The atheists pointed to a June 2014 gathering of “Nones,” those who don’t identify with any religion and are the fastest-growing segment of America, at the Lincoln Memorial for the Reason Rally—and they want Obama to show his face at what is the largest event for secular Americans.
“Those of us who are nonreligious daily encounter unwarranted stereotypes, putdowns and assumptions that we cannot be good people or good citizens,” the co-presidents wrote. “A December 2011 study in the Journal of Personality and Psychology found, appallingly, that atheists rank, with rapists, as least trustworthy!”
The atheists also pointed to research from the University of Minnesota that reveals atheists are at the bottom of the totem pole when it comes to social acceptance, in comparison to a variety of minorities often typified as “other,” including gays, Muslims, recent immigrants, Jews and racial minorities. The study, published in the American Sociological Review, April 2006, even reported that atheists are the people they would least like their children to marry.
The statistics and complaints go on and on—and on. Clearly, atheists want some R-E-S-P-E-C-T for the contributions they have made to U.S. society. In closing, the letter encourages Obama that by showing up at the rally and addressing nonbelieving Americans, he can send a signal to the rest of America that mistreatment of atheists is unacceptable.
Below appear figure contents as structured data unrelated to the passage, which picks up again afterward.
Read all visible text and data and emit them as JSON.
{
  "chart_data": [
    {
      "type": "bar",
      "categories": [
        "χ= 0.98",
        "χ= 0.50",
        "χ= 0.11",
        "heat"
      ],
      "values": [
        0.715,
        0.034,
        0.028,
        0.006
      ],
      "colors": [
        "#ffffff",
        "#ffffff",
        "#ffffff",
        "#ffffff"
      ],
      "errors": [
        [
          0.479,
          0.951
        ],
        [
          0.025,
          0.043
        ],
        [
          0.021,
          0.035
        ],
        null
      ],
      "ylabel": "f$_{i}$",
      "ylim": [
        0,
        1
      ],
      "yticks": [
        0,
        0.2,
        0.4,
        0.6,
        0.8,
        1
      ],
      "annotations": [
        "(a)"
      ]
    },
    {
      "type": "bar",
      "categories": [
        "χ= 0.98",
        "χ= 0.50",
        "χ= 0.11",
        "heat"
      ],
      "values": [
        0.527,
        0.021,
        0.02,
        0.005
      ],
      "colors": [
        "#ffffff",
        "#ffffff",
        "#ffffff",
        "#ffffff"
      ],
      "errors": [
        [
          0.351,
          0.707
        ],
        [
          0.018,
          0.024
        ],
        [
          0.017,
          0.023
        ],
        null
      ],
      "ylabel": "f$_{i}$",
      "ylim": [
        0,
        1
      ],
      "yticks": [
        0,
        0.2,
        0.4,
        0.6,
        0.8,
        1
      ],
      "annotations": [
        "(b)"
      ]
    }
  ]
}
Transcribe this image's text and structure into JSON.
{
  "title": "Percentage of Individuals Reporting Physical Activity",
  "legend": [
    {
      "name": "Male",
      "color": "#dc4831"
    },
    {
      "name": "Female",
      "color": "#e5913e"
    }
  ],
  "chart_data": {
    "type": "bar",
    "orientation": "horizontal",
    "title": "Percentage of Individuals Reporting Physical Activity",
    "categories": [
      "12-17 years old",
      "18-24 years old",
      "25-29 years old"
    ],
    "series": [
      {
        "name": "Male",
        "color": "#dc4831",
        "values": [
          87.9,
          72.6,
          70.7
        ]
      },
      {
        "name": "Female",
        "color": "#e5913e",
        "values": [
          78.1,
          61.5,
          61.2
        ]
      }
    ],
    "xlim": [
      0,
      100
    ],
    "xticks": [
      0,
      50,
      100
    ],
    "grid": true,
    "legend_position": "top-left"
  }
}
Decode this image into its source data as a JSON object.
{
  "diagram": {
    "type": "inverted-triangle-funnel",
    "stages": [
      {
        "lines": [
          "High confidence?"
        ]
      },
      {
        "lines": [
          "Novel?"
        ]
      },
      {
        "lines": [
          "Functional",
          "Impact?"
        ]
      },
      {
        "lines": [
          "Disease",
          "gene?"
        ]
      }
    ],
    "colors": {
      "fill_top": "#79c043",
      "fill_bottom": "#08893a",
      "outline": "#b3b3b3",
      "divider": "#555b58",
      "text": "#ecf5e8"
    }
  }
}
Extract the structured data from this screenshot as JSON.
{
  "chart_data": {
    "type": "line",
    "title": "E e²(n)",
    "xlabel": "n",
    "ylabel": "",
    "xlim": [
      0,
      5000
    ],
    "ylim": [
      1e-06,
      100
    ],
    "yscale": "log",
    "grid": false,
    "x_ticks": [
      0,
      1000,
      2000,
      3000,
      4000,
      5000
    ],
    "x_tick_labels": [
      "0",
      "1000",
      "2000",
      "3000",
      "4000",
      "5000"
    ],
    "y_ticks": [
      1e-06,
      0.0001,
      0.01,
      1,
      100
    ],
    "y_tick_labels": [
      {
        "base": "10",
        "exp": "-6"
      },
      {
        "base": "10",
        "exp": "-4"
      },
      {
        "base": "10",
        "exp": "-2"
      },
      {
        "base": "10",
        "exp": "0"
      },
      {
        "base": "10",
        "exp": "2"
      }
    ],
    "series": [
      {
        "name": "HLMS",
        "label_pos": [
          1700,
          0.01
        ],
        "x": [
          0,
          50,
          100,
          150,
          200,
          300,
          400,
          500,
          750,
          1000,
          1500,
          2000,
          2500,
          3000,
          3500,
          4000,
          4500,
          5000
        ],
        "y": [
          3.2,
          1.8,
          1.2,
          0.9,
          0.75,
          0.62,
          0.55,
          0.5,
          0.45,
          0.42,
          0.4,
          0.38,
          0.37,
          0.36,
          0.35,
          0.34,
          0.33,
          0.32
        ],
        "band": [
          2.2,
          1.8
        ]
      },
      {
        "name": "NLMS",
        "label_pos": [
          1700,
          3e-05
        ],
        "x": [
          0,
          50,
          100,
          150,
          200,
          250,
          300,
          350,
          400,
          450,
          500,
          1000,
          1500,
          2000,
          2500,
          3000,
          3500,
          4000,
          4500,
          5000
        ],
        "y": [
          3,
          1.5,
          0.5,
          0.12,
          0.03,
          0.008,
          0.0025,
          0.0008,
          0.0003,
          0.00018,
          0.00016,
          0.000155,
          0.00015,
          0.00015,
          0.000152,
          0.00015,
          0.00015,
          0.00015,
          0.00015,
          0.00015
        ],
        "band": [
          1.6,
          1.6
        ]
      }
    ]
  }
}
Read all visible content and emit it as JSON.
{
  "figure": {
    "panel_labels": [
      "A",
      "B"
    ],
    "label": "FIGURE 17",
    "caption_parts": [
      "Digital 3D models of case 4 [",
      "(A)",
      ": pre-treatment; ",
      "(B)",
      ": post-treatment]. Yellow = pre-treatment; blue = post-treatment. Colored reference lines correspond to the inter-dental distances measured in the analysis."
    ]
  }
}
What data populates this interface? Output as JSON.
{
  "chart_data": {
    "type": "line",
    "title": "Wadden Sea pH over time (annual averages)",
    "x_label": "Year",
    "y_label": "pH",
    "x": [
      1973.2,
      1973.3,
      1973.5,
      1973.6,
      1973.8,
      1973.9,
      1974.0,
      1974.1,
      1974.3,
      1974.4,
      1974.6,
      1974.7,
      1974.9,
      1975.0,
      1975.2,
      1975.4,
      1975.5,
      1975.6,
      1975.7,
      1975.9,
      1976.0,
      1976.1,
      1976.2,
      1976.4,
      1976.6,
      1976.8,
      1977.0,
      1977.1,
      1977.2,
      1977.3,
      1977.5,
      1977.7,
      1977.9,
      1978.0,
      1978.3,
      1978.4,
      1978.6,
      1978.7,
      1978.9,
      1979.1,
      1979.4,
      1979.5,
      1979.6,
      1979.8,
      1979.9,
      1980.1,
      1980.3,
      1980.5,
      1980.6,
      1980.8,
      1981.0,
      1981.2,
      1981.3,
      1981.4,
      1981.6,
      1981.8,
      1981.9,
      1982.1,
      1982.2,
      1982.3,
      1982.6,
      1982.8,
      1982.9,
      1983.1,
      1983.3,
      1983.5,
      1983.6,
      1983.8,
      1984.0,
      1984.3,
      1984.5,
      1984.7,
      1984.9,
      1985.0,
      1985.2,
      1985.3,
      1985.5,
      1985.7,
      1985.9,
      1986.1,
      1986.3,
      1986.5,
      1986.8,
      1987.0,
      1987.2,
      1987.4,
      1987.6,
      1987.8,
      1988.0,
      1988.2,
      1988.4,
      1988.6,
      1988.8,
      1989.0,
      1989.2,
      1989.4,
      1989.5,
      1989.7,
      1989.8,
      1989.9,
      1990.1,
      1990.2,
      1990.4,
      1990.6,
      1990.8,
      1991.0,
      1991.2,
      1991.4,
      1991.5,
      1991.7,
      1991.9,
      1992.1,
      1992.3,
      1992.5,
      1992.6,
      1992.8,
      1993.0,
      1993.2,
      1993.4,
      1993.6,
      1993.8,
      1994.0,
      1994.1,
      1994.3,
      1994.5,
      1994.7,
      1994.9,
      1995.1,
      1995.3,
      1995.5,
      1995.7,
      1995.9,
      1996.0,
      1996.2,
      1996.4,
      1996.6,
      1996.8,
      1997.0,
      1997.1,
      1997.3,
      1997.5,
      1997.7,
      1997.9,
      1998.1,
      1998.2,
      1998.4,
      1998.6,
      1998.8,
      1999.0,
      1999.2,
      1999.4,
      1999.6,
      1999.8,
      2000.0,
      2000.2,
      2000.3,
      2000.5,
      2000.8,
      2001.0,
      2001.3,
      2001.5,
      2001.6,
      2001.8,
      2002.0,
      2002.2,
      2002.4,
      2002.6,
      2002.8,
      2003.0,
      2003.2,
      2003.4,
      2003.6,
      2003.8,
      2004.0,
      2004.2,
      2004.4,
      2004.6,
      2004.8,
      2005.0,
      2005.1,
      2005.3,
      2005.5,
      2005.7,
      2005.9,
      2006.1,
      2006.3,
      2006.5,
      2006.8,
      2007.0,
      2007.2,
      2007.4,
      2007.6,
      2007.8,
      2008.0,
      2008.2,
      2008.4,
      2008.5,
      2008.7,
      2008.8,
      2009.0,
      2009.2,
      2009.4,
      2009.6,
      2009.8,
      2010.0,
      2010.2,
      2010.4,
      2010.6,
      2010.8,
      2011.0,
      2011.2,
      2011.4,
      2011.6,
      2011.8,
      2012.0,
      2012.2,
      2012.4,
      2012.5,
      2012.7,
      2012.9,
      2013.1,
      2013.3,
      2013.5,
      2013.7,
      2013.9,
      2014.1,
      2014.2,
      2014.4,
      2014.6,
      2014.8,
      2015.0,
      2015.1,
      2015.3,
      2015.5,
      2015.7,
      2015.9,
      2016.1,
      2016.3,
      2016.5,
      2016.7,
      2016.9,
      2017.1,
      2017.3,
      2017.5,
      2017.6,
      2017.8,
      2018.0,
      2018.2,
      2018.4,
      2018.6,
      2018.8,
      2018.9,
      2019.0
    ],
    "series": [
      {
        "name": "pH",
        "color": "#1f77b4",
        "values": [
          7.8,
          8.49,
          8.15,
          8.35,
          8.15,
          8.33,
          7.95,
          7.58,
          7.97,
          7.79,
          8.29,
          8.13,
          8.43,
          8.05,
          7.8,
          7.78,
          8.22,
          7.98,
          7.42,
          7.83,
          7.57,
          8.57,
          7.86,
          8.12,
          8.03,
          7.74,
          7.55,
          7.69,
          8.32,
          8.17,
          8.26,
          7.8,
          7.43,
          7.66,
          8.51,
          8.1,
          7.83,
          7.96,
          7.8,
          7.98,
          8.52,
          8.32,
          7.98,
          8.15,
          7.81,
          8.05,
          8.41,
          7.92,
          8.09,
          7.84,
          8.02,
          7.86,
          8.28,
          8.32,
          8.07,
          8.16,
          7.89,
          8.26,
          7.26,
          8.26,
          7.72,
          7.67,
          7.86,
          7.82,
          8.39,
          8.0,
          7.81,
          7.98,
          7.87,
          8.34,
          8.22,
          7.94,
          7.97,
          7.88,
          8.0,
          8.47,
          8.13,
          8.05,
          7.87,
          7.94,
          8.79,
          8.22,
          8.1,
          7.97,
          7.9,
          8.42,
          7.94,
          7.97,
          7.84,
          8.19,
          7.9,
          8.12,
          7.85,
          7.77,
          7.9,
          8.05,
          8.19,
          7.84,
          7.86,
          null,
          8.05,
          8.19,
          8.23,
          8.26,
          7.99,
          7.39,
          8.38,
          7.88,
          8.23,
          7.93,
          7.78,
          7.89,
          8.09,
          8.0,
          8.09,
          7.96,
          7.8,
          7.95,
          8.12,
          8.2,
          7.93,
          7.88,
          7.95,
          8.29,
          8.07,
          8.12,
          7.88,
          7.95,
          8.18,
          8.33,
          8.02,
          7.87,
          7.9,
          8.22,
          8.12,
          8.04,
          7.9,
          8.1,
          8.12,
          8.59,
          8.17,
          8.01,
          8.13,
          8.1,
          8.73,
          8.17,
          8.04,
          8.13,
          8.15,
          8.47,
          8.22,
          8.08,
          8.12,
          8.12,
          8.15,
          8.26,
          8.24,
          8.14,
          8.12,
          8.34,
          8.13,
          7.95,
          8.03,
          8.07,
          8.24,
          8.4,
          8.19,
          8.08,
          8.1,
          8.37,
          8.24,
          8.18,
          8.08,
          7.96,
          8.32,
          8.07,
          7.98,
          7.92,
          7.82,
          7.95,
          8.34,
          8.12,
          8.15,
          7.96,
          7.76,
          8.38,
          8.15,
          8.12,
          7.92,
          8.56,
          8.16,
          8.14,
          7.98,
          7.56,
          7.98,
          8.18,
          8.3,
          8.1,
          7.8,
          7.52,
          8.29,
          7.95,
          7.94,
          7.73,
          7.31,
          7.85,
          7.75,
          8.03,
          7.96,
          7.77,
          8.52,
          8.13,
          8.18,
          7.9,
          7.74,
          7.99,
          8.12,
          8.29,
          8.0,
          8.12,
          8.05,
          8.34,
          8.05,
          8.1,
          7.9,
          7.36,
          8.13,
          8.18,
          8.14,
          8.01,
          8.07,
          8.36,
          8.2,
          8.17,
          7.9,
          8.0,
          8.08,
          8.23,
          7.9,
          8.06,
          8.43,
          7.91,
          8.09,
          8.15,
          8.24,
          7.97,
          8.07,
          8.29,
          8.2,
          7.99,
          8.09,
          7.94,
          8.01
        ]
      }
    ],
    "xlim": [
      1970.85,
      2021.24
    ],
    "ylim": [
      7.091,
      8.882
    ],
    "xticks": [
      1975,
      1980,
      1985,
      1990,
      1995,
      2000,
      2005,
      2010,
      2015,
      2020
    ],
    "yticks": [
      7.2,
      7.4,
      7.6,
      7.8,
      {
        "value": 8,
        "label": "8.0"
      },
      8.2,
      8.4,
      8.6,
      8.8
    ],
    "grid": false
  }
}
I agree that mistreatment of anyone—regardless of race, creed, color or sexual orientation—is unacceptable. I don’t think President Obama showing up at an atheist rally is going to fix what ails the atheists, though. The authors of this letter and those they represent are looking for their identity in a government nod rather than surrendering to a living God they reject and embracing their true identity in Christ.
I pray that the Lord of the harvest would send laborers in their path to share the Good News of the gospel. I pray that God would remove the blinders from the eyes of all unbelievers so they can see the glorious truth that sets them free. And I pray that the so-called Nones would experience the amazing grace and the radical love that awaits them. Amen.